Sabda Yesus hari ini akhirnya menjadi cermin bagi kehidupan kita. Jangan sampai kita lebih mudah menuntut orang lain untuk menjadi baik daripada berusaha memperbaiki diri sendiri. Jangan sampai kita rajin berbicara tentang kasih, tetapi sulit mengampuni; berbicara tentang pelayanan, tetapi mencari penghormatan; berbicara tentang kerendahan hati, tetapi ingin selalu dianggap paling benar. Tuhan menghendaki kesatuan antara perkataan dan perbuatan. Karena itu, marilah kita belajar menjadi pribadi yang sederhana, tulus, dan siap melayani tanpa pamrih.

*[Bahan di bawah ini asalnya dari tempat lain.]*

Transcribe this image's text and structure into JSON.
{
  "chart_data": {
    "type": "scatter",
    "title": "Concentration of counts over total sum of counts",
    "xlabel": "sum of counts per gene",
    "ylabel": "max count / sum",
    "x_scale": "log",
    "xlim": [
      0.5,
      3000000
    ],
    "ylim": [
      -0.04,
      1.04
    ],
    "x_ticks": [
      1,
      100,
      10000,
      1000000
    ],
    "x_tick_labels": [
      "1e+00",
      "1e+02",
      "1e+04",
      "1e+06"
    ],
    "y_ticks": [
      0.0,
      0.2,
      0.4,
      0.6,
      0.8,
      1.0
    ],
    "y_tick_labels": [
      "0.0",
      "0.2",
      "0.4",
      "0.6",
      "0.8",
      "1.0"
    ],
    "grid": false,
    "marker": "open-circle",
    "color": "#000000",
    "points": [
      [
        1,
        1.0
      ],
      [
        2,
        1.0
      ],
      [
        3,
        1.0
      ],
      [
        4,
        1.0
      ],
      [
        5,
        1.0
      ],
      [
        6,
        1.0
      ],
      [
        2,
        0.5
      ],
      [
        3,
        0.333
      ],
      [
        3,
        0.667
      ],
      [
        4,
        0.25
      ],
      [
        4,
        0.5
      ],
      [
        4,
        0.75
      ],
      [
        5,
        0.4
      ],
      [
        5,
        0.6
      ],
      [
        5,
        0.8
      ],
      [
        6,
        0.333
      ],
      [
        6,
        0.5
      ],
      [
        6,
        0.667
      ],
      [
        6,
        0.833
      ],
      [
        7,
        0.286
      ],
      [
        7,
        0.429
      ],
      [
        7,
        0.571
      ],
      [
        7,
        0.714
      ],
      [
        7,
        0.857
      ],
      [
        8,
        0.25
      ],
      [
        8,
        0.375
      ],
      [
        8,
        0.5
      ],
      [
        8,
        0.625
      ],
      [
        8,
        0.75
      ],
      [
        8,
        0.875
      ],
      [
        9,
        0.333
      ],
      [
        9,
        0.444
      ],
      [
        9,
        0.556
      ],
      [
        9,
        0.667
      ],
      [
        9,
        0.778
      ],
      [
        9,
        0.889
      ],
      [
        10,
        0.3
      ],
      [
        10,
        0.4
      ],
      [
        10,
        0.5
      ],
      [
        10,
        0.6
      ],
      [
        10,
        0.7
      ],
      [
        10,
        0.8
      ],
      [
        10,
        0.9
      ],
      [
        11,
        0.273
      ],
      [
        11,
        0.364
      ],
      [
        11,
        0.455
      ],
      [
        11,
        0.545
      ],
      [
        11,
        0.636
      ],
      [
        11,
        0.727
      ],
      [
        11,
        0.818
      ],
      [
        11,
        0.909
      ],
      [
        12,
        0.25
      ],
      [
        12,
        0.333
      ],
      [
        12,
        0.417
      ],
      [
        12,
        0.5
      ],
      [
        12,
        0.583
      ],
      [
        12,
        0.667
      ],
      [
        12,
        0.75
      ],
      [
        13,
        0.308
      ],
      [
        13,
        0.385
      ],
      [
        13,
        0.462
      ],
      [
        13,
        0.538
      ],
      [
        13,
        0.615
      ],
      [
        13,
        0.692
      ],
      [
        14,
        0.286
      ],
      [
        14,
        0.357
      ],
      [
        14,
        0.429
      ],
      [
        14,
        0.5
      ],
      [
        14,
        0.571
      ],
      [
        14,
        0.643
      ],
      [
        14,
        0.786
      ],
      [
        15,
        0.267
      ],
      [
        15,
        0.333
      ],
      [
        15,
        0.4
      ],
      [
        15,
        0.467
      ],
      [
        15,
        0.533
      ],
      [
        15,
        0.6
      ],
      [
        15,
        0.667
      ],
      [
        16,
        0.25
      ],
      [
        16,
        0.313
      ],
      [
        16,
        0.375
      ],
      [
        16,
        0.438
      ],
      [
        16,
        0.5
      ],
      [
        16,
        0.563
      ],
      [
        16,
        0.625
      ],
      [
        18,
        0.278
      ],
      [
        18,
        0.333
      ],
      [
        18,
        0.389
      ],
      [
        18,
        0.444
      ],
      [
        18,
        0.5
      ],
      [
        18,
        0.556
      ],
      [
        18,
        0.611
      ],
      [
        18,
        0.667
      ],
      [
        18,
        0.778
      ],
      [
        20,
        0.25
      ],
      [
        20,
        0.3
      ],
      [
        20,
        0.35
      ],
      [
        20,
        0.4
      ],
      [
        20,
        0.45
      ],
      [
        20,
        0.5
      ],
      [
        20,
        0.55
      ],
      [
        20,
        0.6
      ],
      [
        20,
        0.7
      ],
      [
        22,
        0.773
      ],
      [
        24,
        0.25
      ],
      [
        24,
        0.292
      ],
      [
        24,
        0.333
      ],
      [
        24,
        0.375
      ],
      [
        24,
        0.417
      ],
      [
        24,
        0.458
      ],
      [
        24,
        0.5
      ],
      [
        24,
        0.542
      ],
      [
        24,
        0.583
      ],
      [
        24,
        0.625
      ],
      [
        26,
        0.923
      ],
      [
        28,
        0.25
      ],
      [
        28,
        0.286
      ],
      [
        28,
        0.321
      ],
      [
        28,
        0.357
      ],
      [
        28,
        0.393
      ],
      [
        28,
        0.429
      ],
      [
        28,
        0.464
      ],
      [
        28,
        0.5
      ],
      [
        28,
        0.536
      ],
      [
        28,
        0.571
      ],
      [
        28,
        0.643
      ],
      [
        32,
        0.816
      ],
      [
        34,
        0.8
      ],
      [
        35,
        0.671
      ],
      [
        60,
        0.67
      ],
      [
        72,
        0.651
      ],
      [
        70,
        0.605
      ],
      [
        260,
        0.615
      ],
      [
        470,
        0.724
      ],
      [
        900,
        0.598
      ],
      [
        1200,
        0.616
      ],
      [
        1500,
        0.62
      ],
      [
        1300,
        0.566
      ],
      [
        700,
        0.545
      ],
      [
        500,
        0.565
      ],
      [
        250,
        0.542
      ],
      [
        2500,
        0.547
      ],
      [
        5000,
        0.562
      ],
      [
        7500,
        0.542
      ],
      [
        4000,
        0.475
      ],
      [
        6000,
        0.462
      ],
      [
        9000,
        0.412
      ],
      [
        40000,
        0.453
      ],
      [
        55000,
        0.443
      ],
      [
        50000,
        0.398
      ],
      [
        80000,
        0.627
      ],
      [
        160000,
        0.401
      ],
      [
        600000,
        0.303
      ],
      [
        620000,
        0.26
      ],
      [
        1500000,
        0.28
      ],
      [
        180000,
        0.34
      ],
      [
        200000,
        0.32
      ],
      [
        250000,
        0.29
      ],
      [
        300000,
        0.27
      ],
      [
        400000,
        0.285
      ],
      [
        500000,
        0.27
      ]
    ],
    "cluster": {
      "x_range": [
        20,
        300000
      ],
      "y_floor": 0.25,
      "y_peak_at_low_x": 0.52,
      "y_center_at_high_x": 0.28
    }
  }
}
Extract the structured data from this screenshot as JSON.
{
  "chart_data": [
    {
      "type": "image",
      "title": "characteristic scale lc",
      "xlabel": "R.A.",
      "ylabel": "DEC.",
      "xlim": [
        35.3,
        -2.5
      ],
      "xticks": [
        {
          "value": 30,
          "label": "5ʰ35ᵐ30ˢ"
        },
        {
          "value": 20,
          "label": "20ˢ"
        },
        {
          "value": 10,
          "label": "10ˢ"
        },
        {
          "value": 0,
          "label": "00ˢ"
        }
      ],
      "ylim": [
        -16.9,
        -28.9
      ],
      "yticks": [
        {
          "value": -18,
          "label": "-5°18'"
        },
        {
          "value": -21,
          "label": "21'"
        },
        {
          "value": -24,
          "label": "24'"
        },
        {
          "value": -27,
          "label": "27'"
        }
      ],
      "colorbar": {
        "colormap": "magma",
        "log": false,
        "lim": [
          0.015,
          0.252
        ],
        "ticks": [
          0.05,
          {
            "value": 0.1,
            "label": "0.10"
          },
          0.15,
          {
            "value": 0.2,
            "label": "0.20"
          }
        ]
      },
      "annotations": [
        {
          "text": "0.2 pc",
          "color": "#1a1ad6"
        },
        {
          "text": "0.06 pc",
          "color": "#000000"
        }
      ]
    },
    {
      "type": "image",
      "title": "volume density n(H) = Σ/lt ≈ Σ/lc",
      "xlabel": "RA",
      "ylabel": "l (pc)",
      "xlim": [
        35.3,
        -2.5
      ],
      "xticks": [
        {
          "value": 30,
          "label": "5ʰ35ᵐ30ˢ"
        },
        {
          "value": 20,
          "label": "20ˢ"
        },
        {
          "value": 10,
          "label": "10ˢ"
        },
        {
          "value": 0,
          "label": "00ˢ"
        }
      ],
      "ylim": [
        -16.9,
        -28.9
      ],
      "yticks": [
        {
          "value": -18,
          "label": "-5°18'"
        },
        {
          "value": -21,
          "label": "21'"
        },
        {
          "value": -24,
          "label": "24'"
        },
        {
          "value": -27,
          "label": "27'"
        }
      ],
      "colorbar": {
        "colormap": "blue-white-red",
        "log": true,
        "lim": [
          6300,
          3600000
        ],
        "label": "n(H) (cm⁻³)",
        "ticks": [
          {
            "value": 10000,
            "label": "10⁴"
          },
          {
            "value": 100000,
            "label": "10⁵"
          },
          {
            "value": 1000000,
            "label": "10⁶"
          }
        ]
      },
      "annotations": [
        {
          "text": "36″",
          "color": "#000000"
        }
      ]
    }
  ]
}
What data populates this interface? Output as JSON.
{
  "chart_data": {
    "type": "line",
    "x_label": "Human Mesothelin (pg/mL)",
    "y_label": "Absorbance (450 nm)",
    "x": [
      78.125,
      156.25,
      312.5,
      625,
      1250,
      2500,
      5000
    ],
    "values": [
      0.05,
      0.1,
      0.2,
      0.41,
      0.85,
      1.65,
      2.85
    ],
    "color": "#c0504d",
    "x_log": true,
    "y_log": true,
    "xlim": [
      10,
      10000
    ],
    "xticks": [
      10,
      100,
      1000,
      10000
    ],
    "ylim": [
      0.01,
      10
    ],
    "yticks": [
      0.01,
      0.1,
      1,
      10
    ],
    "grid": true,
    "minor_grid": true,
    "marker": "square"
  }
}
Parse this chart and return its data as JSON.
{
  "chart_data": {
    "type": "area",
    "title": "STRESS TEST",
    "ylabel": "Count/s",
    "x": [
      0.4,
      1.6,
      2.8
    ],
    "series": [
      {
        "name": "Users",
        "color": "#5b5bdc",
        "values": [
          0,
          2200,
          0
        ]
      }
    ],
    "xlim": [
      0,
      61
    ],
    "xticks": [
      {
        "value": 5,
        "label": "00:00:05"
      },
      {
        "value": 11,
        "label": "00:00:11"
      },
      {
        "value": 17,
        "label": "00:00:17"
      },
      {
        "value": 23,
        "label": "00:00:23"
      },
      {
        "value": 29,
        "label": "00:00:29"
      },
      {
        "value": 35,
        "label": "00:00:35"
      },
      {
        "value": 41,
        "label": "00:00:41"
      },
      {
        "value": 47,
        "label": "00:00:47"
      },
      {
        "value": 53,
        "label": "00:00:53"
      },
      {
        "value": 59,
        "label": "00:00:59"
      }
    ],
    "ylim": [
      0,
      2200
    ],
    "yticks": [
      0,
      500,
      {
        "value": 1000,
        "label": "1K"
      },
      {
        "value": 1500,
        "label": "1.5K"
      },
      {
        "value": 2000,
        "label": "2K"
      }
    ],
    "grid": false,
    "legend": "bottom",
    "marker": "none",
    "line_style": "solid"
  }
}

Kebesaran yang sejati bukanlah ketika banyak orang menyebut nama kita, melainkan ketika melalui hidup kita orang lain mengalami kasih Allah. Semoga setiap pelayanan yang kita lakukan tidak menjadi sarana untuk meninggikan diri, tetapi menjadi jalan untuk menghadirkan Kristus yang datang bukan untuk dilayani, melainkan untuk melayani. Hari ini, marilah kita bertanya dalam keheningan: “Apakah hidup saya sungguh menjadi pelayanan bagi sesama, atau justru menjadi sarana untuk mencari pengakuan?”